Suitable film-forming polymers include natural polymers such as polysaccharides or proteins and synthetic polymers such as polyesters, polyacrylics, polyurethanes, vinyl polymers, polysulfonates, polyureas, polyoxazolines, and the like. Specific examples of film-forming polymers include, for example, acrylic homopolymers or copolymers with hydrophobic groups such as Acrylates/Octylacrylamide Copolymer including DERMACRYL 79 available from Akzo Chemical of Bridgewater, N.J.; Acrylates/Dimethicone Acrylate Copolymer available as X-22-8247D from Shin-Etsu of Japan; Hydrogenated Dimer Dilinoleyl/Dimethylcarbonate Copolymer, available from BASF Corp. as COSMEDIA DC; copolymer of vinylpyrrolidone and a long-chain alpha-olefin, such as those commercially available from Ashland Specialty Ingredients as GANEX V220; vinylpyrrolidone/tricontanyl copolymers available as GANEX WP660 also from Ashland; water-dispersible polyesters, including sulfopolyesters such those commercially available from Eastman Chemical as EASTMAN AQ 38S. In certain embodiments, the film-forming polymer is water insoluble, but is rendered soluble upon exposure to alkalinity in order to facilitate removal from the skin upon washing with soap.
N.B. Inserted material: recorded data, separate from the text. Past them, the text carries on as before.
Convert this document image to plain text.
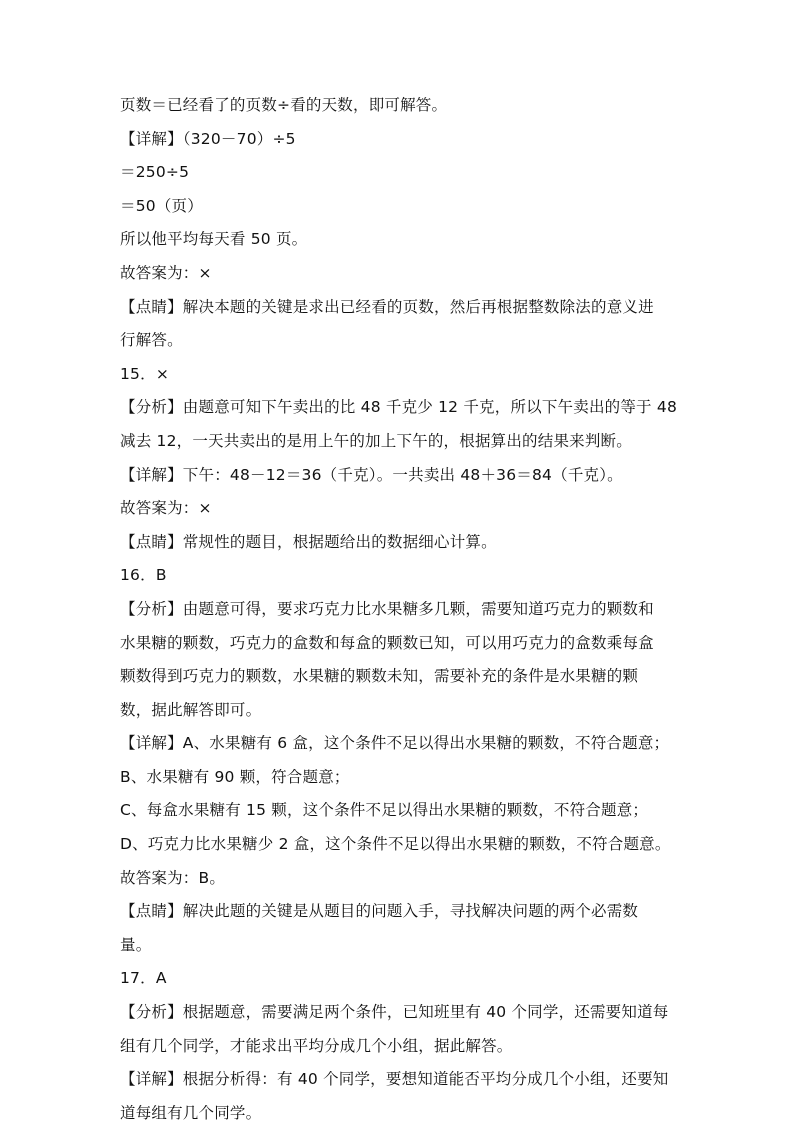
页数＝已经看了的页数÷看的天数，即可解答。

【详解】（320－70）÷5

＝250÷5

＝50（页）

所以他平均每天看 50 页。

故答案为：×

【点睛】解决本题的关键是求出已经看的页数，然后再根据整数除法的意义进

行解答。

15．×

【分析】由题意可知下午卖出的比 48 千克少 12 千克，所以下午卖出的等于 48

减去 12，一天共卖出的是用上午的加上下午的，根据算出的结果来判断。

【详解】下午：48－12＝36（千克）。一共卖出 48＋36＝84（千克）。

故答案为：×

【点睛】常规性的题目，根据题给出的数据细心计算。

16．B

【分析】由题意可得，要求巧克力比水果糖多几颗，需要知道巧克力的颗数和

水果糖的颗数，巧克力的盒数和每盒的颗数已知，可以用巧克力的盒数乘每盒

颗数得到巧克力的颗数，水果糖的颗数未知，需要补充的条件是水果糖的颗

数，据此解答即可。

【详解】A、水果糖有 6 盒，这个条件不足以得出水果糖的颗数，不符合题意；

B、水果糖有 90 颗，符合题意；

C、每盒水果糖有 15 颗，这个条件不足以得出水果糖的颗数，不符合题意；

D、巧克力比水果糖少 2 盒，这个条件不足以得出水果糖的颗数，不符合题意。

故答案为：B。

【点睛】解决此题的关键是从题目的问题入手，寻找解决问题的两个必需数

量。

17．A

【分析】根据题意，需要满足两个条件，已知班里有 40 个同学，还需要知道每

组有几个同学，才能求出平均分成几个小组，据此解答。

【详解】根据分析得：有 40 个同学，要想知道能否平均分成几个小组，还要知

道每组有几个同学。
The amount of film-forming polymer present in the composition may be from about 0.25% to about 15%, or from about 0.5% to about 10%, or from about 1% to about 3%.

Suitable emollients include mineral oils, petrolatum, vegetable oils (e.g. triglycerides such as caprylic/capric triglyceride), waxes and other mixtures of fatty esters, including but not limited to esters (e.g., isopropyl palmitate, isopropyl myristate, diisopropyl adipate, dibutyl adipate, dicaprylyl carbonate, C12-15 alkyl benzoate), silicone oils such as dimethicone, and alkanes such as isohexadecane.

Examples of suitable solvents include propylene glycol, 1,3-propanediol, butylene glycol, polyethylene glycol, polypropylene glycol, glycerol, 1,2,4-butanetriol, sorbitol esters, 1,2,6-hexanetriol, ethanol, isopropanol, and mixtures thereof.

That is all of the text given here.